The emphasis of talking about the Spartans previous success is that they won and accomplished success on the basketball court with future NBA players like Miles Bridges, Jaren Jackson Jr., Xavier Tillman and point guards like Cassius Winston. Fast forward to the past two seasons which failed to produce an NBA first-round draft pick or had a consistent starter at the point guard position, having a grueling schedule this upcoming season with only ten scholarship players can be a recipe for another disappointing season.

You can play well with not having a full roster of 13 scholarship players like Duke last season but the Blue Devils had the talent to do so. Duke made it to the Final Four and in their four-point loss to North Carolina, they only played seven players and two of them played 17 or fewer minutes in that game.

However, that Blue Devils team had four players go in the first round of the NBA draft over two months later.
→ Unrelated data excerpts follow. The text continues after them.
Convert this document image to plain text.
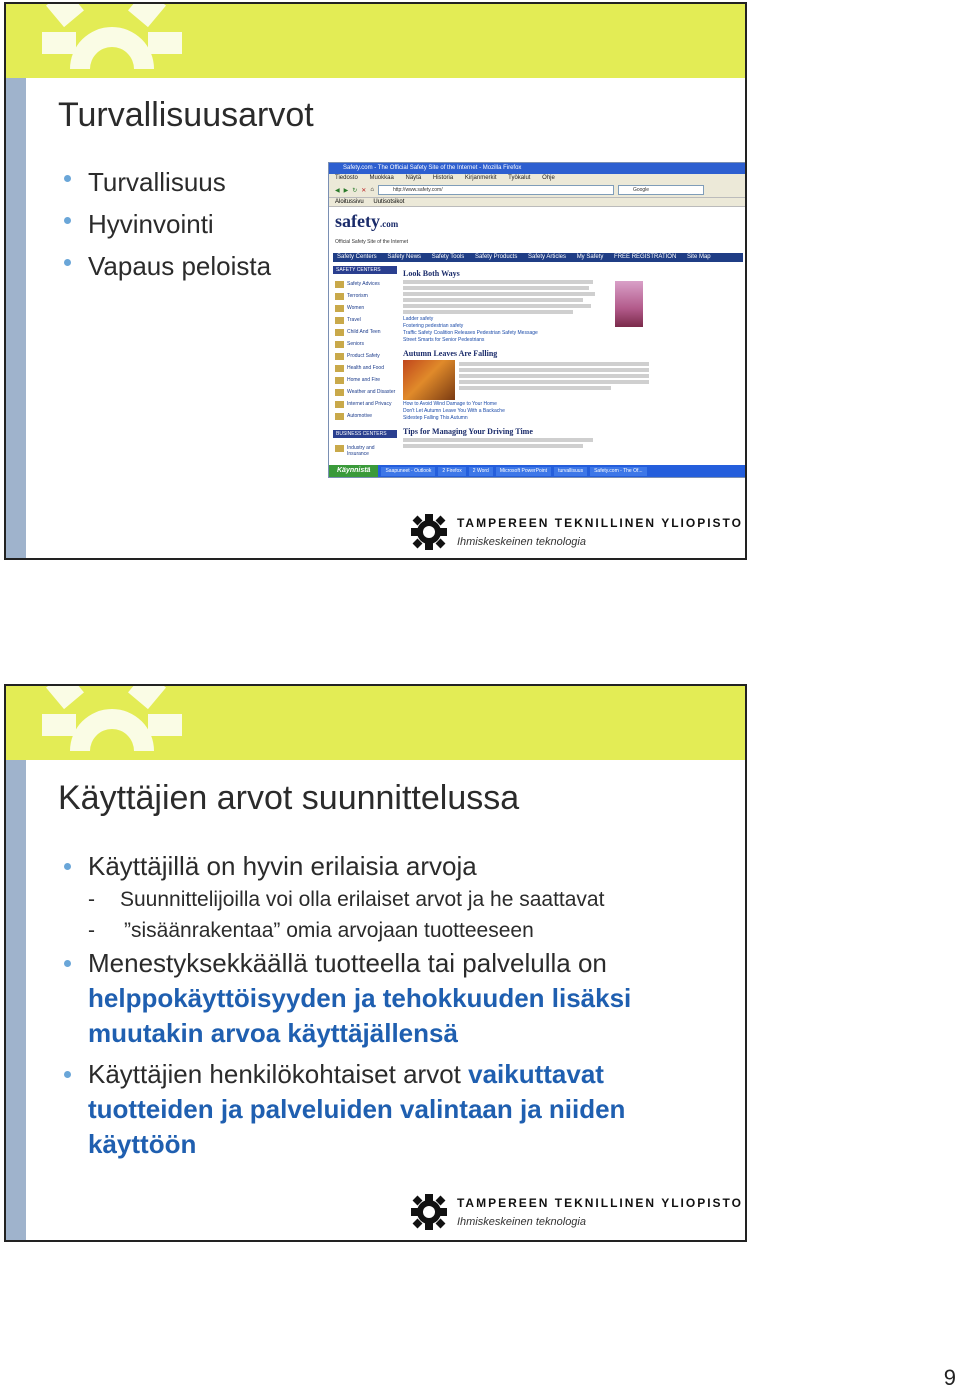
Turvallisuusarvot
Turvallisuus
Hyvinvointi
Vapaus peloista
Safety.com - The Official Safety Site of the Internet - Mozilla Firefox
Tiedosto Muokkaa Näytä Historia Kirjanmerkit Työkalut Ohje
◀ ▶ ↻ ✕ ⌂	http://www.safety.com/	Google
Aloitussivu Uutisotsikot
safety.com
Official Safety Site of the Internet
Safety Centers Safety News Safety Tools Safety Products Safety Articles My Safety FREE REGISTRATION Site Map
SAFETY CENTERS
Safety Advices
Terrorism
Women
Travel
Child And Teen
Seniors
Product Safety
Health and Food
Home and Fire
Weather and Disaster
Internet and Privacy
Automotive
BUSINESS CENTERS
Industry and Insurance
Look Both Ways
Ladder safety
Fostering pedestrian safety
Traffic Safety Coalition Releases Pedestrian Safety Message
Street Smarts for Senior Pedestrians
Autumn Leaves Are Falling
How to Avoid Wind Damage to Your Home
Don't Let Autumn Leave You With a Backache
Sidestep Falling This Autumn
Tips for Managing Your Driving Time
Käynnistä	Saapuneet - Outlook	2 Firefox	2 Word	Microsoft PowerPoint	turvallisuus	Safety.com - The Of...
TAMPEREEN TEKNILLINEN YLIOPISTO
Ihmiskeskeinen teknologia
Käyttäjien arvot suunnittelussa
Käyttäjillä on hyvin erilaisia arvoja
- Suunnittelijoilla voi olla erilaiset arvot ja he saattavat
- ”sisäänrakentaa” omia arvojaan tuotteeseen
Menestyksekkäällä tuotteella tai palvelulla on helppokäyttöisyyden ja tehokkuuden lisäksi muutakin arvoa käyttäjällensä
Käyttäjien henkilökohtaiset arvot vaikuttavat tuotteiden ja palveluiden valintaan ja niiden käyttöön
TAMPEREEN TEKNILLINEN YLIOPISTO
Ihmiskeskeinen teknologia
9
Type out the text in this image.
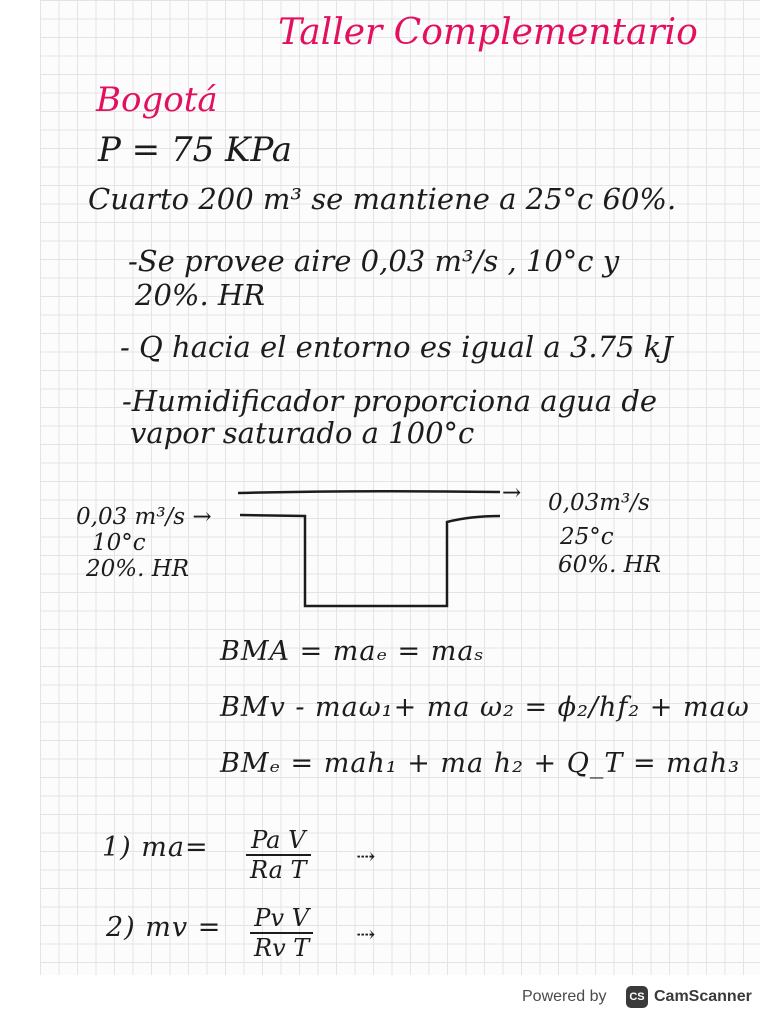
Taller Complementario
Bogotá
P = 75 KPa
Cuarto 200 m³ se mantiene a 25°c 60%.
-Se provee aire 0,03 m³/s , 10°c y
20%. HR
- Q hacia el entorno es igual a 3.75 kJ
-Humidificador proporciona agua de
vapor saturado a 100°c
0,03 m³/s →
10°c
20%. HR
→ 0,03m³/s
25°c
60%. HR
BMA = maₑ = maₛ
BMv - maω₁+ ma ω₂ = ϕ₂/hf₂ + maω
BMₑ = mah₁ + ma h₂ + Q_T = mah₃
1) $ma= \frac{\text{Pa V}}{\text{Ra T}}$ ⇢
2) mv = $\frac{\text{Pv V}}{\text{Rv T}}$ ⇢
Powered by	CS CamScanner
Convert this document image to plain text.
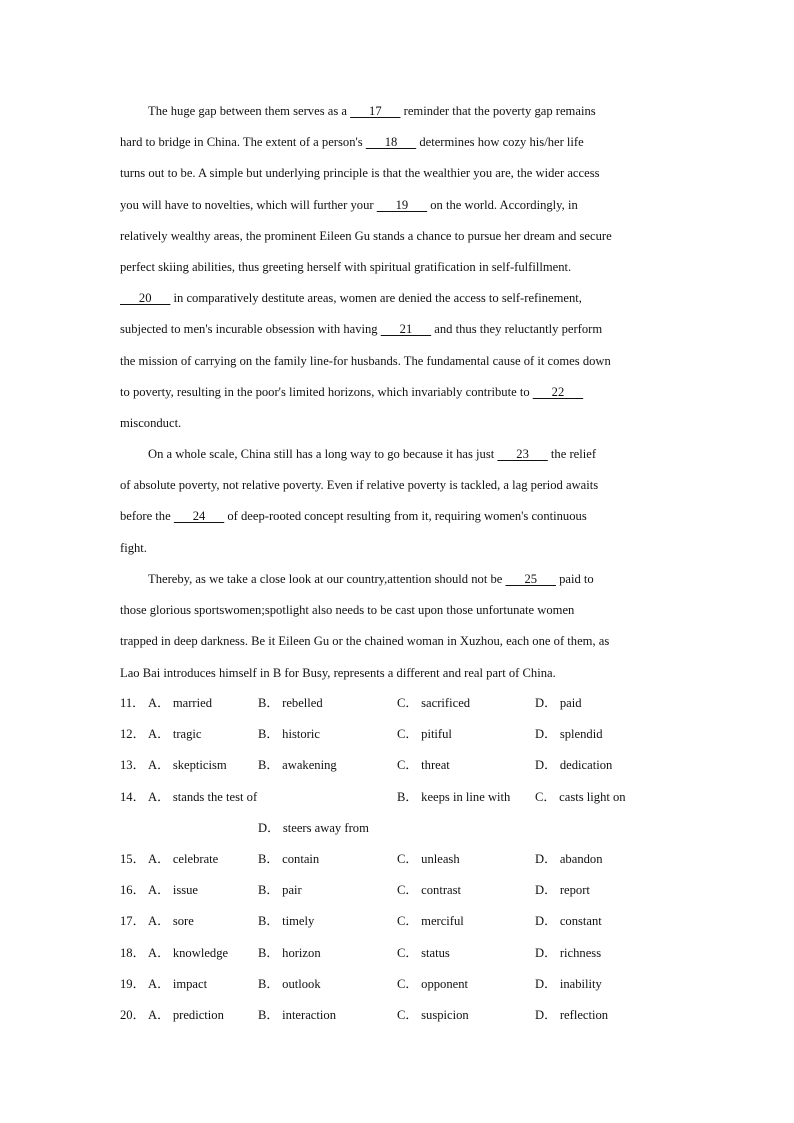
The huge gap between them serves as a       17       reminder that the poverty gap remains
hard to bridge in China. The extent of a person's       18       determines how cozy his/her life
turns out to be. A simple but underlying principle is that the wealthier you are, the wider access
you will have to novelties, which will further your       19       on the world. Accordingly, in
relatively wealthy areas, the prominent Eileen Gu stands a chance to pursue her dream and secure
perfect skiing abilities, thus greeting herself with spiritual gratification in self-fulfillment.
20       in comparatively destitute areas, women are denied the access to self-refinement,
subjected to men's incurable obsession with having       21       and thus they reluctantly perform
the mission of carrying on the family line-for husbands. The fundamental cause of it comes down
to poverty, resulting in the poor's limited horizons, which invariably contribute to       22
misconduct.
On a whole scale, China still has a long way to go because it has just       23       the relief
of absolute poverty, not relative poverty. Even if relative poverty is tackled, a lag period awaits
before the       24       of deep-rooted concept resulting from it, requiring women's continuous
fight.
Thereby, as we take a close look at our country,attention should not be       25       paid to
those glorious sportswomen;spotlight also needs to be cast upon those unfortunate women
trapped in deep darkness. Be it Eileen Gu or the chained woman in Xuzhou, each one of them, as
Lao Bai introduces himself in B for Busy, represents a different and real part of China.
11． A． married	B． rebelled	C． sacrificed	D． paid
12． A． tragic	B． historic	C． pitiful	D． splendid
13． A． skepticism B． awakening	C． threat	D． dedication
14． A． stands the test of	B． keeps in line with C． casts light on
D． steers away from
15． A． celebrate	B． contain	C． unleash	D． abandon
16． A． issue	B． pair	C． contrast	D． report
17． A． sore	B． timely	C． merciful	D． constant
18． A． knowledge B． horizon	C． status	D． richness
19． A． impact	B． outlook	C． opponent	D． inability
20． A． prediction	B． interaction	C． suspicion	D． reflection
Michigan State has some very solid players going into the season but they can’t afford any injuries or having players miss multiple games for various reasons with only seven experienced scholarship players and three incoming scholarship true freshmen on their roster.

Time will tell if this season’s Spartans team can get back to the level of play that was last seen before the COVID-19 pandemic ended Winston’s and Michigan State’s season in 2020. This will be a big challenge for this Spartan team led by A.J. Hoggard, Joey Hauser, and Malik Hall and with Izzo not utilizing the transfer portal this off-season, Michigan State needs to stay healthy through what appears to be a long and grueling schedule in order to have a successful season in the eyes of their loyal fanbase.

It’s not a make or break season for the Hall of Fame head coach but without filling those last three scholarships and having two new assistant coaches, the Spartans have a lot to prove this season and it should be a very interesting journey this season for the those wearing the green and white in East Lansing.